Board member Plato Ghinos, president of Shaner Hotels Group, said the board consists of dynamic and active members who are “committed to assist the school, faculty and students to stay as a leading institution in a global hospitality environment.”

Ghinos added, “All board members are leaders in their companies and are able to advise the school on industry trends and needs. At the same time, they offer their respective organizations to recruit for internships and career opportunities. Students and faculty are also involved in industry events and conventions. This offers a great opportunity for networking.”

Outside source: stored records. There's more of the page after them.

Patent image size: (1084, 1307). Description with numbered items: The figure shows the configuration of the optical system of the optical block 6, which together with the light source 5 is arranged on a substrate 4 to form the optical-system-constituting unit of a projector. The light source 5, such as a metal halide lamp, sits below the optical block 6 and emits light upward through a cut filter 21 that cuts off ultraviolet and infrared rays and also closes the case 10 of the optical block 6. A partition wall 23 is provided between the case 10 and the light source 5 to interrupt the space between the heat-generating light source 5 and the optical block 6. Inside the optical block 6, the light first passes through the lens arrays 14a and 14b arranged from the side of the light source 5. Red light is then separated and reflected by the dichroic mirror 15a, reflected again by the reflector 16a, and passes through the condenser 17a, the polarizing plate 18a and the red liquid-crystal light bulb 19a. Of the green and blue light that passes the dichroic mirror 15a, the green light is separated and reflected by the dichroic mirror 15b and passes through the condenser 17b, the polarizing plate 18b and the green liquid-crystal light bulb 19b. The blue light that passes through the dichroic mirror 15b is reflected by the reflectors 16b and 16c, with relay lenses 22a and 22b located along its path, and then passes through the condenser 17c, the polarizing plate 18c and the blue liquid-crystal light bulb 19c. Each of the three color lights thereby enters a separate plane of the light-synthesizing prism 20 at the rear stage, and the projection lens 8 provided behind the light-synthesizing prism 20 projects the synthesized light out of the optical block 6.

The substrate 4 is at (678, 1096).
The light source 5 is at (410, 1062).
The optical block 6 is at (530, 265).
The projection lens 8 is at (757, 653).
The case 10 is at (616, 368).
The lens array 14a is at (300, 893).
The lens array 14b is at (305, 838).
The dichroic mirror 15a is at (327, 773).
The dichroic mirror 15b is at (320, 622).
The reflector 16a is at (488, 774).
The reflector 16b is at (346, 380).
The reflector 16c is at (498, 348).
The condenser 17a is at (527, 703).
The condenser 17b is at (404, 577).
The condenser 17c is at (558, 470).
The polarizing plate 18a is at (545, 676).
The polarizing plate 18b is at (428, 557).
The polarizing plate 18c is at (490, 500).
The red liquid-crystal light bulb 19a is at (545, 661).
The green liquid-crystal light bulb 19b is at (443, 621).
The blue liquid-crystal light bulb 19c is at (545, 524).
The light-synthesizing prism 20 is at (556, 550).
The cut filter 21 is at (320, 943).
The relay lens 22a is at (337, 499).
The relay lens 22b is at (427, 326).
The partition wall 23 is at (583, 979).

McGuire said there are two main reasons he serves on the board.

“First, I feel an obligation to give back to Penn State. Penn State helped prepare me with a strong curriculum and a wide array of internship opportunities. Today, I continue to enjoy the benefits of alumni networking throughout hospitality and beyond,” McGuire said. “Secondly, interacting with the students helps keep me grounded and in touch with how future graduates see the industry and Starwood. This insight helps me work with our recruiting team and operations teams to ensure we are constantly evaluating ourselves, and addressing these expectations to make us more attractive with the tremendous talent produced by Penn State.”

Through the board, SHM is now the official academic sponsor for the newest and fastest growing hospitality industry conference, the annual Bisnow Lodging Investment Summit in Washington, D.C.